Abstract

To compare lifetime costs and health outcomes of rate control versus rhythm control for management of atrial fibrillation in patients with coexisting heart failure from the third-party payer perspective. A Markov decision analysis model constructed from costs, utility, and transition probability inputs obtained from randomized clinical trials and publically available databases. A simulated cohort aged 65 years or older with persistent or paroxysmal atrial fibrillation and heart failure.
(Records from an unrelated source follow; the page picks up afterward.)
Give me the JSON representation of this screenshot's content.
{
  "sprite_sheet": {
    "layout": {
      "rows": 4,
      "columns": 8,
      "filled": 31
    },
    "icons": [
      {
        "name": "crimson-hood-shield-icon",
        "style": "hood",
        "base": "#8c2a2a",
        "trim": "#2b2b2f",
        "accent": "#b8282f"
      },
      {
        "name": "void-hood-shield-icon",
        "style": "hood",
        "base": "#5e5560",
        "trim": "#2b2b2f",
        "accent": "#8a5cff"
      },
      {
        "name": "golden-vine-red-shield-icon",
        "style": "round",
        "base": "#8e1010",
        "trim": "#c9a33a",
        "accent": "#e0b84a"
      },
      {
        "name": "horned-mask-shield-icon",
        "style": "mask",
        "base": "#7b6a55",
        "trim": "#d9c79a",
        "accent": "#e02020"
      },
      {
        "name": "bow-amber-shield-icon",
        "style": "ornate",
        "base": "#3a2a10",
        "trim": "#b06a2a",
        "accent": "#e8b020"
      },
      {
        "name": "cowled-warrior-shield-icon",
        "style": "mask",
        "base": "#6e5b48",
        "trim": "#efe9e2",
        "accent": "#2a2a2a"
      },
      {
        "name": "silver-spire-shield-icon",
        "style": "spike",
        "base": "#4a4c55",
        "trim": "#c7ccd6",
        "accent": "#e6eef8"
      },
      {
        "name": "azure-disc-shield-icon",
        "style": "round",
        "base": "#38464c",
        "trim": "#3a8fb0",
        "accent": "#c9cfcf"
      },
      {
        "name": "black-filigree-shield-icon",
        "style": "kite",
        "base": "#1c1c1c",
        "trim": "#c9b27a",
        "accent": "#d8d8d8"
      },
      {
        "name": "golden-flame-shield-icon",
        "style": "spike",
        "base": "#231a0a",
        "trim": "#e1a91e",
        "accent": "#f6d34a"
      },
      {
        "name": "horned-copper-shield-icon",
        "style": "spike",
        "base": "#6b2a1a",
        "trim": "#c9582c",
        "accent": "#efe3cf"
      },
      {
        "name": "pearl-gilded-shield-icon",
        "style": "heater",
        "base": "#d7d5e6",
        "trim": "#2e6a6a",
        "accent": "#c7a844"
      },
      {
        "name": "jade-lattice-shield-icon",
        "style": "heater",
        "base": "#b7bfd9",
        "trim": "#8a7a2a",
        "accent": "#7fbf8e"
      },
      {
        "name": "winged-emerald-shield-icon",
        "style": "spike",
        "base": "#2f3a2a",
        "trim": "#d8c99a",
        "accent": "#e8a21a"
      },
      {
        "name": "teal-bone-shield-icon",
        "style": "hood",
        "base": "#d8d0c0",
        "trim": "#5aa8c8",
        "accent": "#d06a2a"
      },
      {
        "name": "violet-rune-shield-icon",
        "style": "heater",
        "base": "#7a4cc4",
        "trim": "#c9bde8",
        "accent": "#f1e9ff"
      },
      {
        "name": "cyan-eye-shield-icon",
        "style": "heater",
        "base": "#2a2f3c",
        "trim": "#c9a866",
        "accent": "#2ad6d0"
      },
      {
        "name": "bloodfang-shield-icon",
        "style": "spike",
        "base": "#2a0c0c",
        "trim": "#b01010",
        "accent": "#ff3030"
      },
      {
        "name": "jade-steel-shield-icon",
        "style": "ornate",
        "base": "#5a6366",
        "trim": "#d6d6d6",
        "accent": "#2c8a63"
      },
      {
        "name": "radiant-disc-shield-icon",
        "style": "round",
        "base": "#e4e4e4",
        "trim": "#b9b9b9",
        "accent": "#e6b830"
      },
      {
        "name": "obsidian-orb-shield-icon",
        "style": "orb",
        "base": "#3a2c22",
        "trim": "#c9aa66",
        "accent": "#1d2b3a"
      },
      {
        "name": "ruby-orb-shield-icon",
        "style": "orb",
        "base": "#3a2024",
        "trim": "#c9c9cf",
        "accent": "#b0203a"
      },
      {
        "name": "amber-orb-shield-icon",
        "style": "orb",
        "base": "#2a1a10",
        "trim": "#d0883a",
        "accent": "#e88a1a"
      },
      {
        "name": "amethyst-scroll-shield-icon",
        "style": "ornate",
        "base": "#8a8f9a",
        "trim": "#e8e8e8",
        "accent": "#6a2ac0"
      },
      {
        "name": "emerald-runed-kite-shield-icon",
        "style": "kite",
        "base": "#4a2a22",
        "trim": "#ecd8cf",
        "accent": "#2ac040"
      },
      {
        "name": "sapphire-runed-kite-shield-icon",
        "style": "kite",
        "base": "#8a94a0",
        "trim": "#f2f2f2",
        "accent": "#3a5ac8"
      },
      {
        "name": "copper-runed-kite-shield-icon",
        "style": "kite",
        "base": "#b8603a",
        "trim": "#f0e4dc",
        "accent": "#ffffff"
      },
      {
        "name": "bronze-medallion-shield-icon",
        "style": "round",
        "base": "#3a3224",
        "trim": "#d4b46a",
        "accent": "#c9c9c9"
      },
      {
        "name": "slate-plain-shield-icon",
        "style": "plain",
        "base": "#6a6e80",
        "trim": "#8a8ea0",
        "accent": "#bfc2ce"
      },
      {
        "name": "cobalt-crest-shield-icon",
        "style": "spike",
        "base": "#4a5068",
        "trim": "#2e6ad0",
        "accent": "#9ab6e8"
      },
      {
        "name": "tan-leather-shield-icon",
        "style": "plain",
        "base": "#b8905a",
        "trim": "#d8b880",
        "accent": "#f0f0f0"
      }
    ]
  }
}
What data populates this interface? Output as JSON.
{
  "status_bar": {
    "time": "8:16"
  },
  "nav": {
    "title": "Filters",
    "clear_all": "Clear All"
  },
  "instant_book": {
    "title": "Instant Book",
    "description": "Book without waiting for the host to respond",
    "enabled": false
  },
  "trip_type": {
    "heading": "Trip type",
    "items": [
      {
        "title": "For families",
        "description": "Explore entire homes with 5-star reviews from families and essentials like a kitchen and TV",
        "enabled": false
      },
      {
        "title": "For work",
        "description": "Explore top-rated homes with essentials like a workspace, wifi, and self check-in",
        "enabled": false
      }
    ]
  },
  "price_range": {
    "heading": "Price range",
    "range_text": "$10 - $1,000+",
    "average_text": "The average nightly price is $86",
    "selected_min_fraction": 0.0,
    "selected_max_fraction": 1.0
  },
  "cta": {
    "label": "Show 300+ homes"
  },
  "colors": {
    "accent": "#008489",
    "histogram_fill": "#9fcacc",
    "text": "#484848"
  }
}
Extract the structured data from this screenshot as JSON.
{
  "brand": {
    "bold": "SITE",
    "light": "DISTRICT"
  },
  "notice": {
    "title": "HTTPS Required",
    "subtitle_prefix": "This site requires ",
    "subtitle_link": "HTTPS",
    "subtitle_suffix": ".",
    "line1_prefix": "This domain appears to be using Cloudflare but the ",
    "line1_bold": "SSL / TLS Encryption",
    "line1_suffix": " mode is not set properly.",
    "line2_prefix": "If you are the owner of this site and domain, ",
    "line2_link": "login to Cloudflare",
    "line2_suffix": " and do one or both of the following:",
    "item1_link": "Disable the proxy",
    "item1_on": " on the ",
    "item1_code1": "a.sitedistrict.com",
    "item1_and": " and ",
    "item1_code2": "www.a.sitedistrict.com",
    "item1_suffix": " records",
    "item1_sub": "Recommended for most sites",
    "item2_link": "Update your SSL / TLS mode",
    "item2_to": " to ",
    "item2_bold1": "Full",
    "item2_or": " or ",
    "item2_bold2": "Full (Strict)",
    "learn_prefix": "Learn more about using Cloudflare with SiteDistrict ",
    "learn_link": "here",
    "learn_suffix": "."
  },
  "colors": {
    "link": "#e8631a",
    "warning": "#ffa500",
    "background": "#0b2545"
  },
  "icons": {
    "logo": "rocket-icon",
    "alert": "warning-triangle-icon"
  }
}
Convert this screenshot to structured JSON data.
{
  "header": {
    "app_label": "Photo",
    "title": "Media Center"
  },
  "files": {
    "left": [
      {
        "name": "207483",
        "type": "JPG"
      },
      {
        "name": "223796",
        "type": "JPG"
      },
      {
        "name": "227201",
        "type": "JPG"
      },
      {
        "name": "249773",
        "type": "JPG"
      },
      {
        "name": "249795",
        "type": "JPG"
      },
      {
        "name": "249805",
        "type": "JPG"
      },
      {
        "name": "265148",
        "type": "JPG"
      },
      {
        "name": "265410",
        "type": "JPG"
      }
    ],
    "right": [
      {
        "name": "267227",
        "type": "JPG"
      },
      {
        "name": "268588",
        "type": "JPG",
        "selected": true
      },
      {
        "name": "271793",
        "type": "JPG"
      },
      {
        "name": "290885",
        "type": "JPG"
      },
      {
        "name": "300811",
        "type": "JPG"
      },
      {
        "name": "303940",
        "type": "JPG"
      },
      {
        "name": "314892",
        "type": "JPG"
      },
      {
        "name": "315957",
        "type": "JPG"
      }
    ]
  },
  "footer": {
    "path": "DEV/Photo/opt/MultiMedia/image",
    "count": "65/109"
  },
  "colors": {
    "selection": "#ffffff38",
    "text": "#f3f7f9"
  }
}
Markov states for rhythm control were cardioversion plus amiodarone and maintenance amiodarone, and those for rate control were β-blocker, digoxin, and calcium channel blocker. Transition states included treatment success, hospitalizations for atrial fibrillation and/or heart failure, and severe adverse effects. Economic inputs included cost for drugs, cost of hospitalizations for atrial fibrillation and/or heart failure, and cost of management of severe adverse effects. Costs were measured in 2009 U.S. dollars, and clinical outcomes in quality-adjusted life-years (QALYs). One-way and multivariable sensitivity analyses were conducted. Uncertainty intervals (UIs) were obtained from probabilistic sensitivity analyses. Rate control was found to be less costly and more effective than rhythm control. Base case and probabilistic sensitivity analyses cost and effectiveness values for rate control were $7231 (95% UI $5517-9016) and 2.395 QALYs (95% UI 2.366-2.424 QALYs); whereas those for rhythm control were $16,291 (95% UI $11,033-21,434) and 2.197 QALYs (95% UI 2.155-2.237 QALYs). No critical values were found for any model parameters in the one-way sensitivity analyses. The cost-effectiveness acceptability curves showed that rate control was considered cost-effective in 100% of cases at willingness-to-pay ratios between $0 and $200,000/QALY. Rate control is less costly and more effective than rhythm control and should be the initial treatment for atrial fibrillation among patients with coexisting heart failure.